Christopher Babbitt, MD
Pediatric Intensivist
MemorialCare Miller Childrens Hospital and Womens Hospital Long Beach
Long Beach, California
Disclosure information not submitted.
Susan Adams, Pharm.D., BCPS
Lead Clinical Pharmacist
MemorialCare Miller Children's Hospital and Women's Hospital Long Beach
Long Beach, California, United States
Disclosure information not submitted.
Inderpal Randhawa, MD
Medical Director of the Children's Pulmonary Institute and Program Director of the Cystic Fibrosis
MemorialCare Miller Children's Hospital and Women's Hospital Long Beach
Long Beach, California, United States
Disclosure information not submitted.
Title: The Impact of Pneumonia PCR Testing on Antibiotic Therapy for Ventilated PICU Patients
Introduction: According to the U.S. Centers for Disease Control and Prevention, 30–50% of all antibiotics prescribed in U.S. acute care hospitals are either unnecessary or inappropriate. Inappropriate usage can lead to further antibiotic resistance.

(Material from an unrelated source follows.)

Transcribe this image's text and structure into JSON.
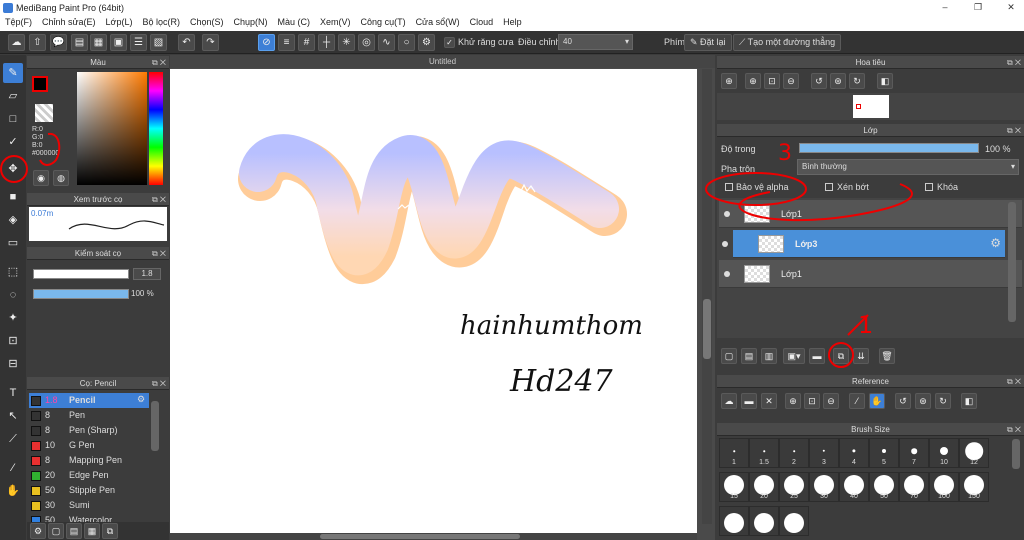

An adult ICU study utilizing pneumonia PCR panel testing found that it altered antibiotic prescriptions in 41% of patients.
Methods: A performance improvement (PI) project was conducted at our center utilizing pneumonia PCR panel testing to forecast the impact of early microbial results on prescribing antibiotic therapy in ventilated PICU patients. The study design was a pre- and post-implementation analysis. A PDSA format was used for the project. Pneumonia PCR testing was implemented over a 5-month period in respiratory failure patients with suspected pneumonia or tracheitis. The post implementation study cohort was compared with a pre-implementation cohort without PCR testing during an identical prior 5-month period. The primary outcome measure was duration of antibiotic therapy for the suspected infection.
Results: A total of 41 patients were identified pre-implementation and 21 patients post-implementation from a database query. Baseline data indicated that pre-implementation patients were younger (56 vs 132 months, p=0.04), but there was no difference in PRISM 3 scores, worst oxygenation saturation index at 24 or 48 hours or the number of patients meeting severe PARDS criteria, diagnosed with pneumonia, or chronically ventilated. There was also no difference in the following outcome measures: mortality, PICU LOS, hospital LOS, or ventilator free days. Post implementation patient’s median duration of antibiotics was lower compared to pre-implementation patients (6 vs 9 days, p=0.003). The time to PCR results was shorter compared to time to culture results in the pre-cohort (5 vs 67 hours, p< 0.0001). Overall, 81% of the organisms found on culture were identified on PCR. The medical team altered antibiotic therapy (escalated, de-escalated or stopped) 57% of the time based on the early PCR result.
Conclusion: Early pneumonia PCR testing in pediatric respiratory failure patients reduced the time to identify respiratory organisms and was associated with changes in antibiotic prescribing behavior and shorter duration of antibiotic therapy.